Every day I fertilize it or poison it. I can fertilize it with a technical challenge even if the work I'm supporting is boring and mundane, but that all goes Agent Orange when I'm pushing 200 fields around a form or debugging a validation routine.

So I must fertilize, and if I cannot find a way to make my living doing something I truly love, then I will bring my love into my work, and I will do it in secret. Don't tell anyone.

I'll do it because I may be dead in three hours, and I want my children to open my Dropbox (kids: look in the "notesy" folder after Dad croaks) and find something sublime in there when I'm gone.

I was cleaning up that folder and found this in an unnamed textfile the other day:

It should have fun
It should be funny
It should have adventure
Heroes should fall
Heroes should rise
Things should go boom
No boobs, unfortunately
Han Solo should science a mammal

Yeah, I don't know either, but any ground where I can lose and find stupid shit like that needs to be tended.

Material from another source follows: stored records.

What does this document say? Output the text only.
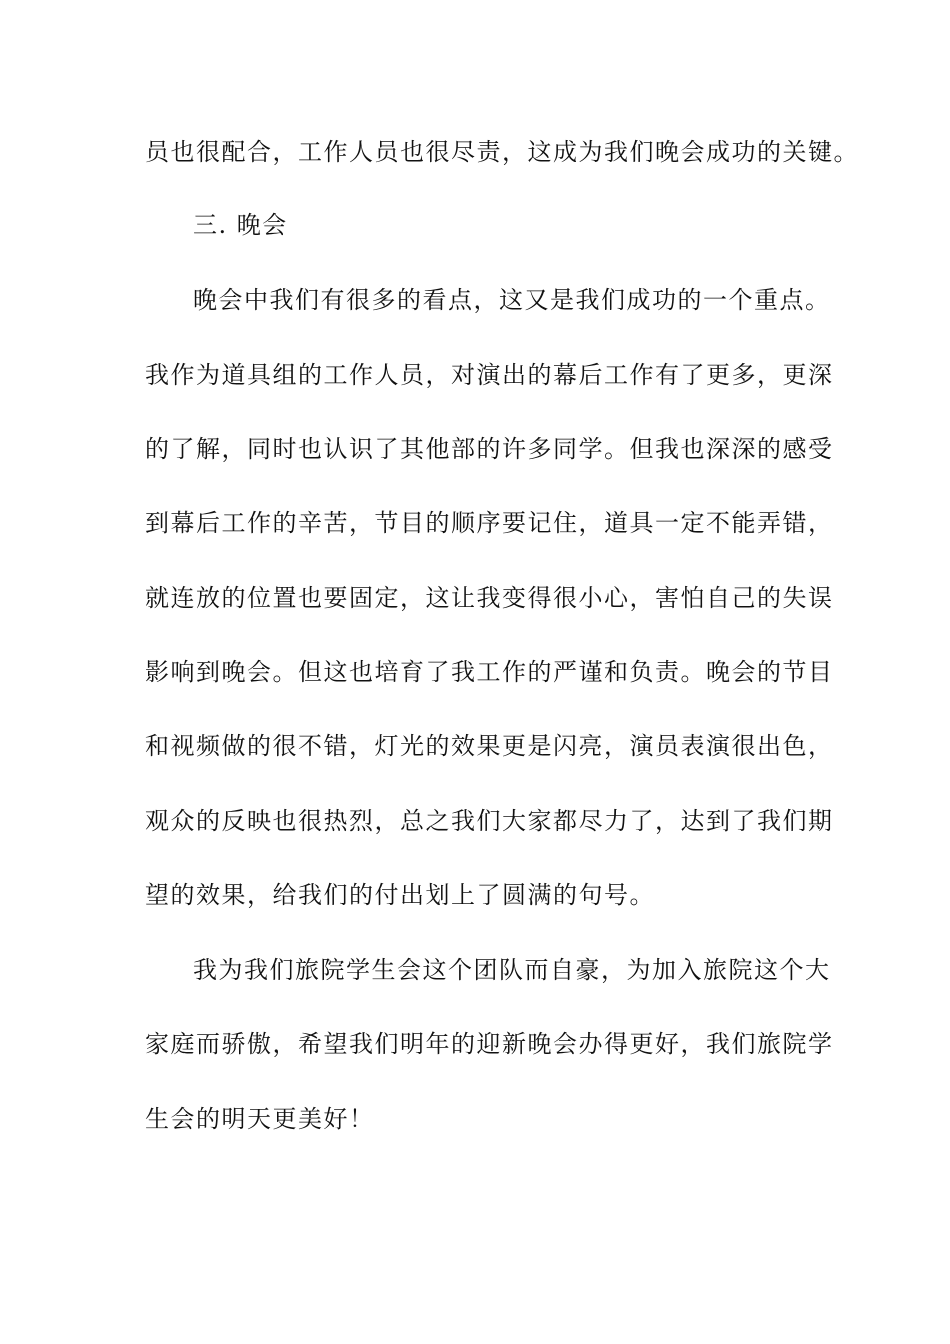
员也很配合，工作人员也很尽责，这成为我们晚会成功的关键。
三. 晚会
晚会中我们有很多的看点，这又是我们成功的一个重点。
我作为道具组的工作人员，对演出的幕后工作有了更多，更深
的了解，同时也认识了其他部的许多同学。但我也深深的感受
到幕后工作的辛苦，节目的顺序要记住，道具一定不能弄错，
就连放的位置也要固定，这让我变得很小心，害怕自己的失误
影响到晚会。但这也培育了我工作的严谨和负责。晚会的节目
和视频做的很不错，灯光的效果更是闪亮，演员表演很出色，
观众的反映也很热烈，总之我们大家都尽力了，达到了我们期
望的效果，给我们的付出划上了圆满的句号。
我为我们旅院学生会这个团队而自豪，为加入旅院这个大
家庭而骄傲，希望我们明年的迎新晚会办得更好，我们旅院学
生会的明天更美好！
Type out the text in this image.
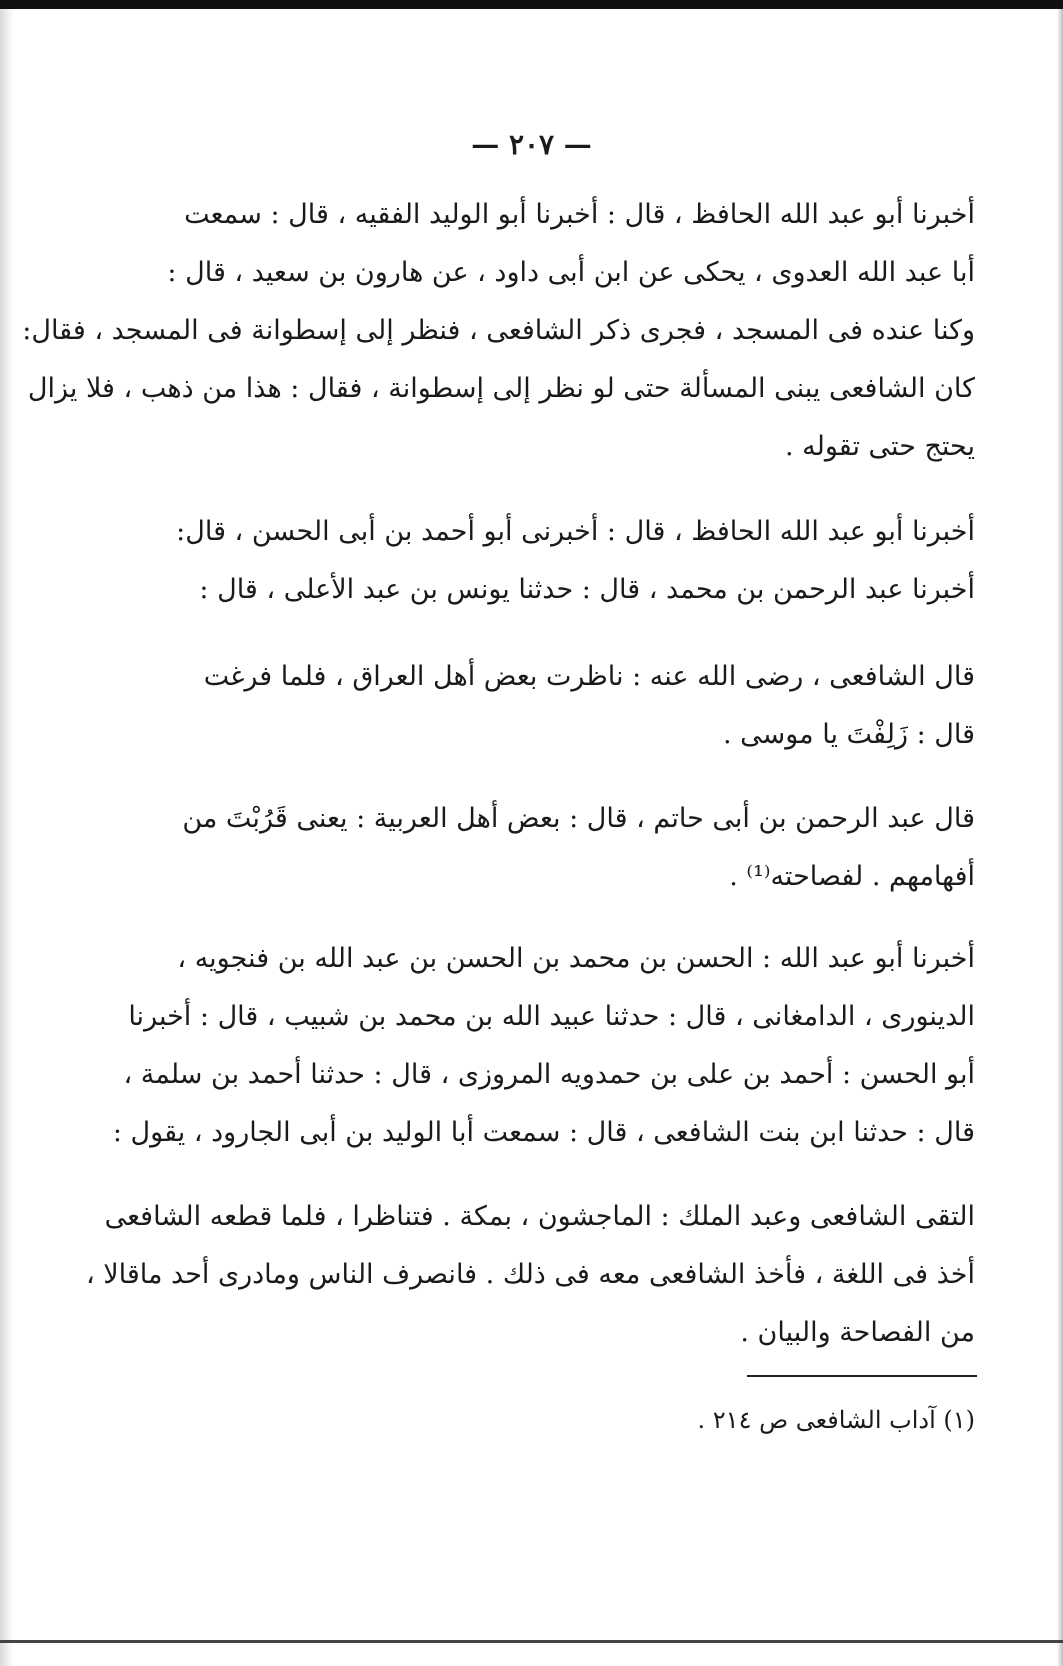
— ٢٠٧ —
أخبرنا أبو عبد الله الحافظ ، قال : أخبرنا أبو الوليد الفقيه ، قال : سمعت
أبا عبد الله العدوى ، يحكى عن ابن أبى داود ، عن هارون بن سعيد ، قال :
وكنا عنده فى المسجد ، فجرى ذكر الشافعى ، فنظر إلى إسطوانة فى المسجد ، فقال:
كان الشافعى يبنى المسألة حتى لو نظر إلى إسطوانة ، فقال : هذا من ذهب ، فلا يزال
يحتج حتى تقوله .
أخبرنا أبو عبد الله الحافظ ، قال : أخبرنى أبو أحمد بن أبى الحسن ، قال:
أخبرنا عبد الرحمن بن محمد ، قال : حدثنا يونس بن عبد الأعلى ، قال :
قال الشافعى ، رضى الله عنه : ناظرت بعض أهل العراق ، فلما فرغت
قال : زَلِفْتَ يا موسى .
قال عبد الرحمن بن أبى حاتم ، قال : بعض أهل العربية : يعنى قَرُبْتَ من
أفهامهم . لفصاحته⁽¹⁾ .
أخبرنا أبو عبد الله : الحسن بن محمد بن الحسن بن عبد الله بن فنجويه ،
الدينورى ، الدامغانى ، قال : حدثنا عبيد الله بن محمد بن شبيب ، قال : أخبرنا
أبو الحسن : أحمد بن على بن حمدويه المروزى ، قال : حدثنا أحمد بن سلمة ،
قال : حدثنا ابن بنت الشافعى ، قال : سمعت أبا الوليد بن أبى الجارود ، يقول :
التقى الشافعى وعبد الملك : الماجشون ، بمكة . فتناظرا ، فلما قطعه الشافعى
أخذ فى اللغة ، فأخذ الشافعى معه فى ذلك . فانصرف الناس ومادرى أحد ماقالا ،
من الفصاحة والبيان .
(١) آداب الشافعى ص ٢١٤ .
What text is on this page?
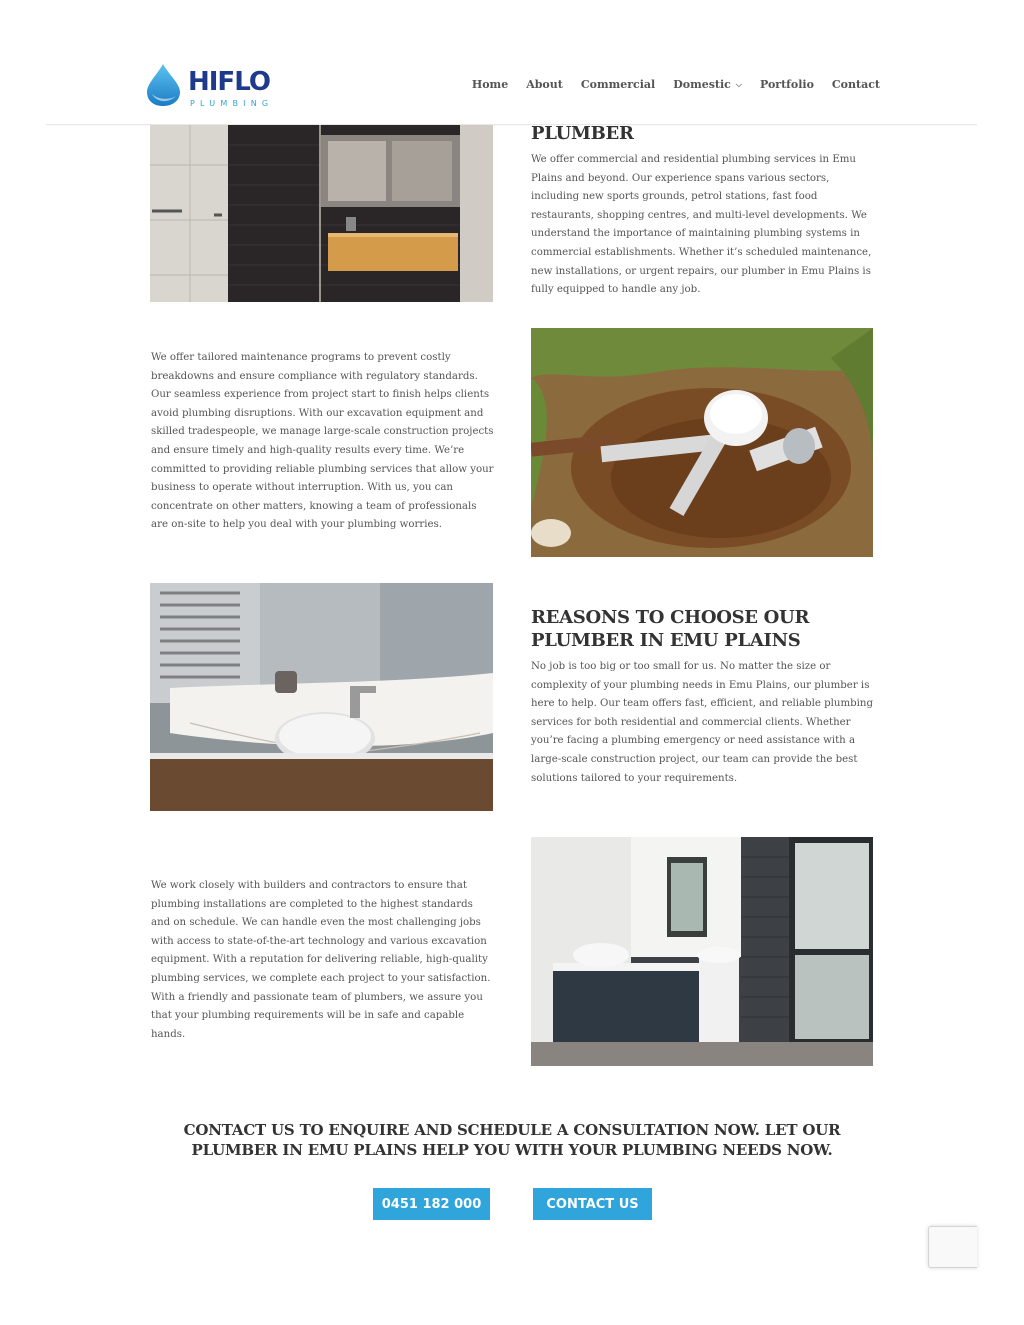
HIFLO
PLUMBING
Home About Commercial Domestic ⌵ Portfolio Contact
PLUMBER

We offer commercial and residential plumbing services in Emu Plains and beyond. Our experience spans various sectors, including new sports grounds, petrol stations, fast food restaurants, shopping centres, and multi-level developments. We understand the importance of maintaining plumbing systems in commercial establishments. Whether it’s scheduled maintenance, new installations, or urgent repairs, our plumber in Emu Plains is fully equipped to handle any job.

We offer tailored maintenance programs to prevent costly breakdowns and ensure compliance with regulatory standards. Our seamless experience from project start to finish helps clients avoid plumbing disruptions. With our excavation equipment and skilled tradespeople, we manage large-scale construction projects and ensure timely and high-quality results every time. We’re committed to providing reliable plumbing services that allow your business to operate without interruption. With us, you can concentrate on other matters, knowing a team of professionals are on-site to help you deal with your plumbing worries.

REASONS TO CHOOSE OUR PLUMBER IN EMU PLAINS

No job is too big or too small for us. No matter the size or complexity of your plumbing needs in Emu Plains, our plumber is here to help. Our team offers fast, efficient, and reliable plumbing services for both residential and commercial clients. Whether you’re facing a plumbing emergency or need assistance with a large-scale construction project, our team can provide the best solutions tailored to your requirements.

We work closely with builders and contractors to ensure that plumbing installations are completed to the highest standards and on schedule. We can handle even the most challenging jobs with access to state-of-the-art technology and various excavation equipment. With a reputation for delivering reliable, high-quality plumbing services, we complete each project to your satisfaction. With a friendly and passionate team of plumbers, we assure you that your plumbing requirements will be in safe and capable hands.

CONTACT US TO ENQUIRE AND SCHEDULE A CONSULTATION NOW. LET OUR PLUMBER IN EMU PLAINS HELP YOU WITH YOUR PLUMBING NEEDS NOW.
0451 182 000	CONTACT US
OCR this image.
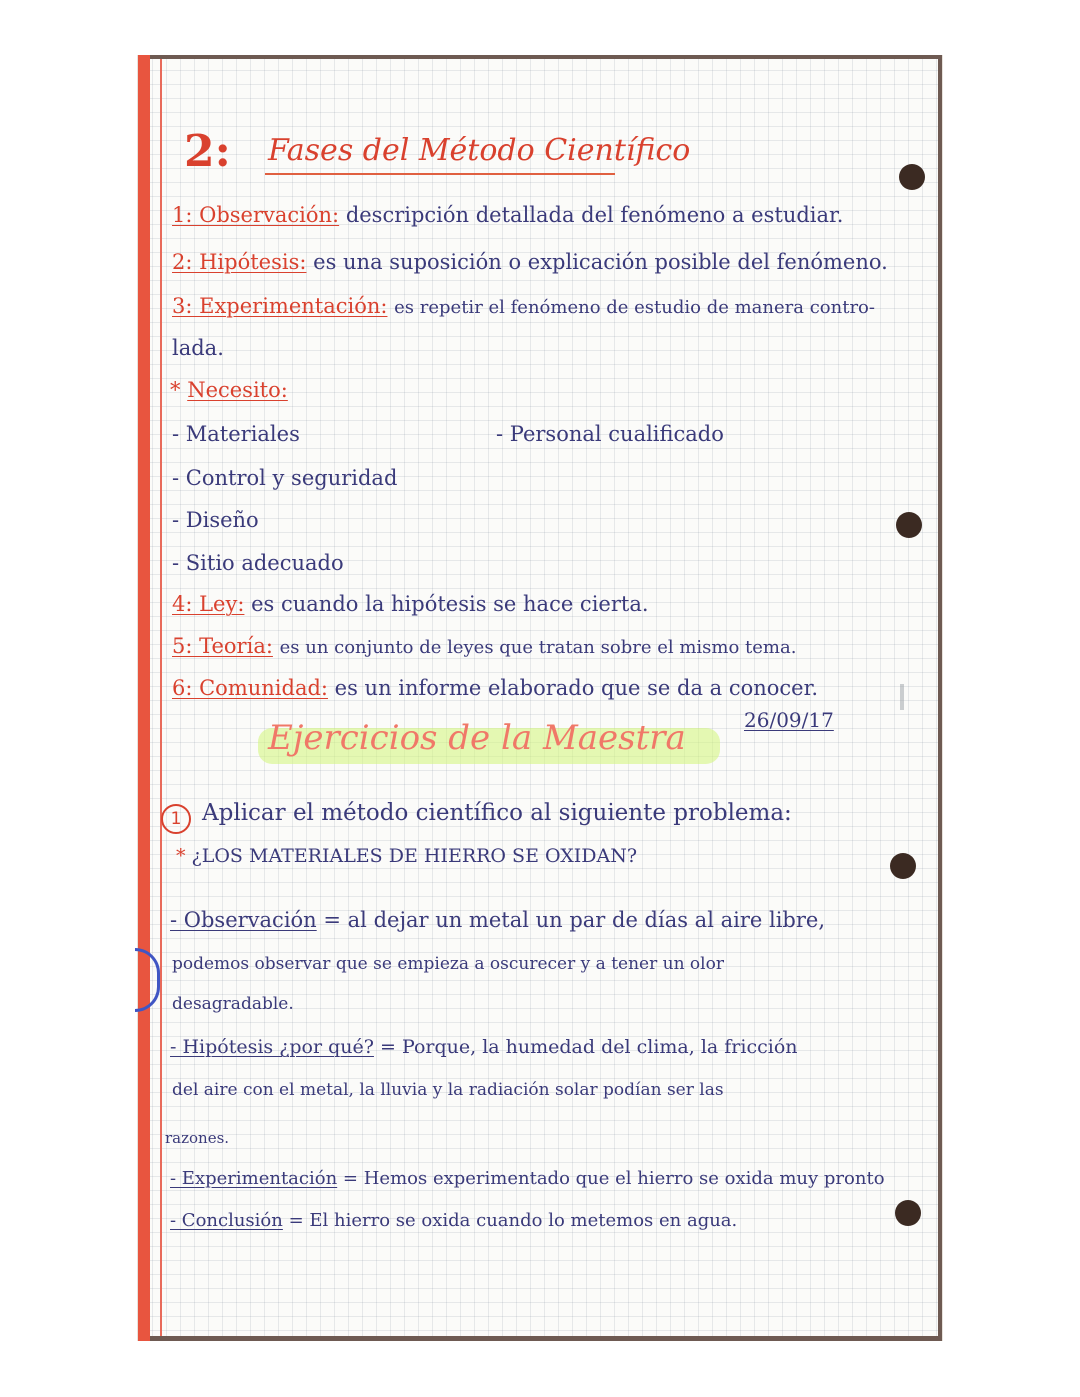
2: Fases del Método Científico
1: Observación: descripción detallada del fenómeno a estudiar.
2: Hipótesis: es una suposición o explicación posible del fenómeno.
3: Experimentación: es repetir el fenómeno de estudio de manera contro-
lada.
* Necesito:
- Materiales	- Personal cualificado
- Control y seguridad
- Diseño
- Sitio adecuado
4: Ley: es cuando la hipótesis se hace cierta.
5: Teoría: es un conjunto de leyes que tratan sobre el mismo tema.
6: Comunidad: es un informe elaborado que se da a conocer.
26/09/17
Ejercicios de la Maestra
1 Aplicar el método científico al siguiente problema:
* ¿LOS MATERIALES DE HIERRO SE OXIDAN?
- Observación = al dejar un metal un par de días al aire libre,
podemos observar que se empieza a oscurecer y a tener un olor
desagradable.
- Hipótesis ¿por qué? = Porque, la humedad del clima, la fricción
del aire con el metal, la lluvia y la radiación solar podían ser las
razones.
- Experimentación = Hemos experimentado que el hierro se oxida muy pronto
- Conclusión = El hierro se oxida cuando lo metemos en agua.
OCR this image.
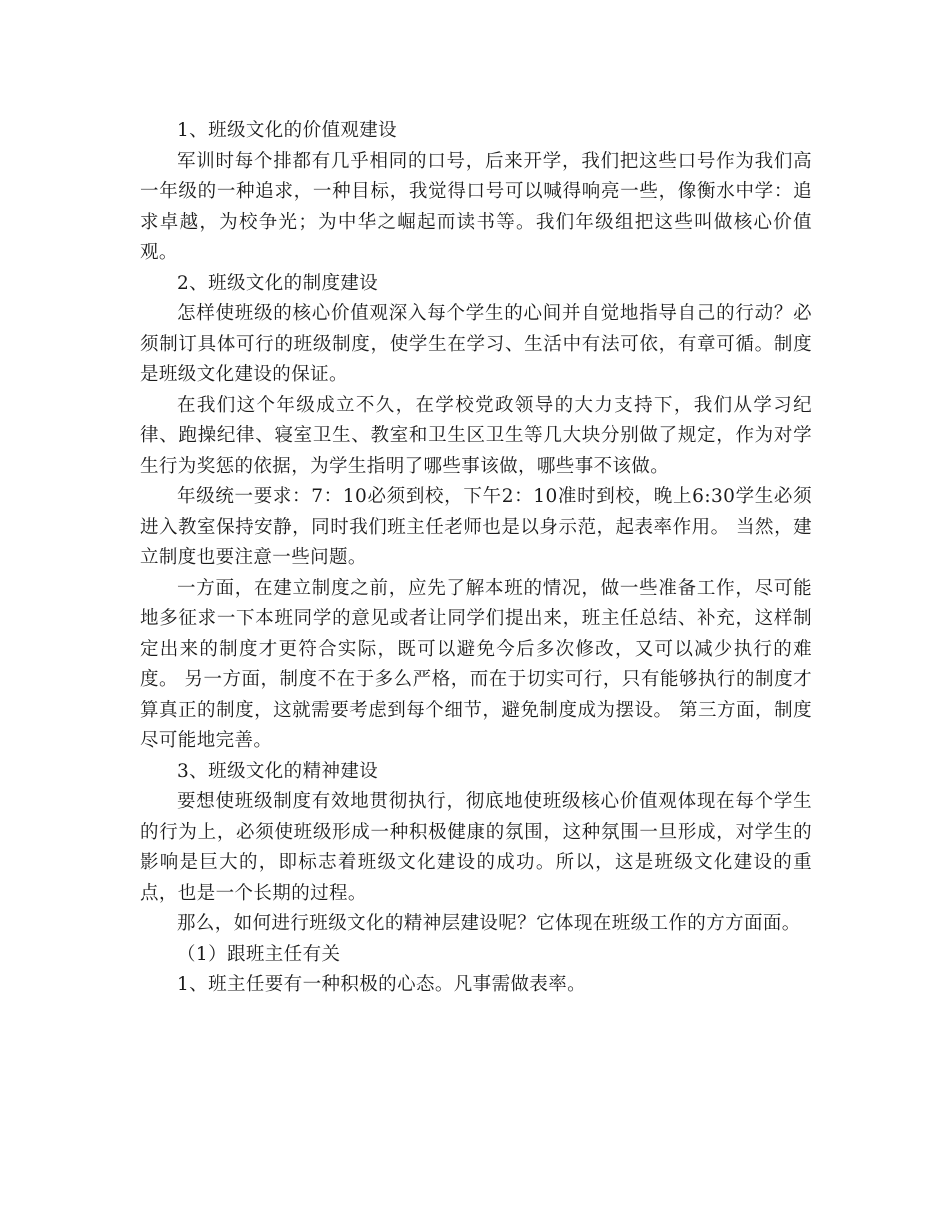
1、班级文化的价值观建设

军训时每个排都有几乎相同的口号，后来开学，我们把这些口号作为我们高一年级的一种追求，一种目标，我觉得口号可以喊得响亮一些，像衡水中学：追求卓越，为校争光；为中华之崛起而读书等。我们年级组把这些叫做核心价值观。

2、班级文化的制度建设

怎样使班级的核心价值观深入每个学生的心间并自觉地指导自己的行动？必须制订具体可行的班级制度，使学生在学习、生活中有法可依，有章可循。制度是班级文化建设的保证。

在我们这个年级成立不久，在学校党政领导的大力支持下，我们从学习纪律、跑操纪律、寝室卫生、教室和卫生区卫生等几大块分别做了规定，作为对学生行为奖惩的依据，为学生指明了哪些事该做，哪些事不该做。

年级统一要求：7：10必须到校，下午2：10准时到校，晚上6:30学生必须进入教室保持安静，同时我们班主任老师也是以身示范，起表率作用。 当然，建立制度也要注意一些问题。

一方面，在建立制度之前，应先了解本班的情况，做一些准备工作，尽可能地多征求一下本班同学的意见或者让同学们提出来，班主任总结、补充，这样制定出来的制度才更符合实际，既可以避免今后多次修改，又可以减少执行的难度。 另一方面，制度不在于多么严格，而在于切实可行，只有能够执行的制度才算真正的制度，这就需要考虑到每个细节，避免制度成为摆设。 第三方面，制度尽可能地完善。

3、班级文化的精神建设

要想使班级制度有效地贯彻执行，彻底地使班级核心价值观体现在每个学生的行为上，必须使班级形成一种积极健康的氛围，这种氛围一旦形成，对学生的影响是巨大的，即标志着班级文化建设的成功。所以，这是班级文化建设的重点，也是一个长期的过程。

那么，如何进行班级文化的精神层建设呢？它体现在班级工作的方方面面。

（1）跟班主任有关

1、班主任要有一种积极的心态。凡事需做表率。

Look: None of what I'm saying here is particularly profound or daring, I know. But it's hard. It's hard not to hide from it. When I was young, I used to sleep to hide from my anxieties and fears, and though I threw away that pacifier long ago, I found other, subtler ones. Now I'm trying to rid myself of them. Only in the last year or two have I felt like I'm waking up. And wow, the stuff I missed.

So the new plan is I'm going to spend the back half of my life writing my obituary, though I'll be damned if I know what form it will take. I'll try like hell to make it an honest one and a good one. There will be overwrought and overwritten weepy time stuff, and there will be dongs. Just you wait. But it will be my obituary, my testimony.

So I'll write the opening now, and then we'll start figuring out the backstory together.

Matt Reed was born on the 110th anniversary of Abraham Lincoln's assassination and died on its bicentennial because stories are tidy like that. He died, appropriately enough, in a theater, though he was not murdered.

He was watching a stage production of Daniel Pinkwater's seminal novel The Snarkout Boys and the Avocado of Death when the nanobots in his bloodstream malfunctioned, swarmed to his brain, and over-stimulated the neurons that housed the combination to his brother's first bicycle lock. Experts are still trying to determine why this caused him to combust.

Onlookers reported that Mr. Reed had shouted "Sic semper tyrannis" in the manner of Marcus Junius Brutus and John Wilkes Booth, but a scan of the nanobot logs indicates that he had instead shouted a slurred "six two three two", which analysis suggests was the bike lock's combination.

Mr. Reed leaves behind his beloved if overly-sassed wife Jennifer; his son Jack, inventor of tiger invisible robot technology; and his daughter Georgia, Roving Warlady Empress of the Fourth Obfuscation.

Mr. Reed died as he lived: terrified, confused, and on fire.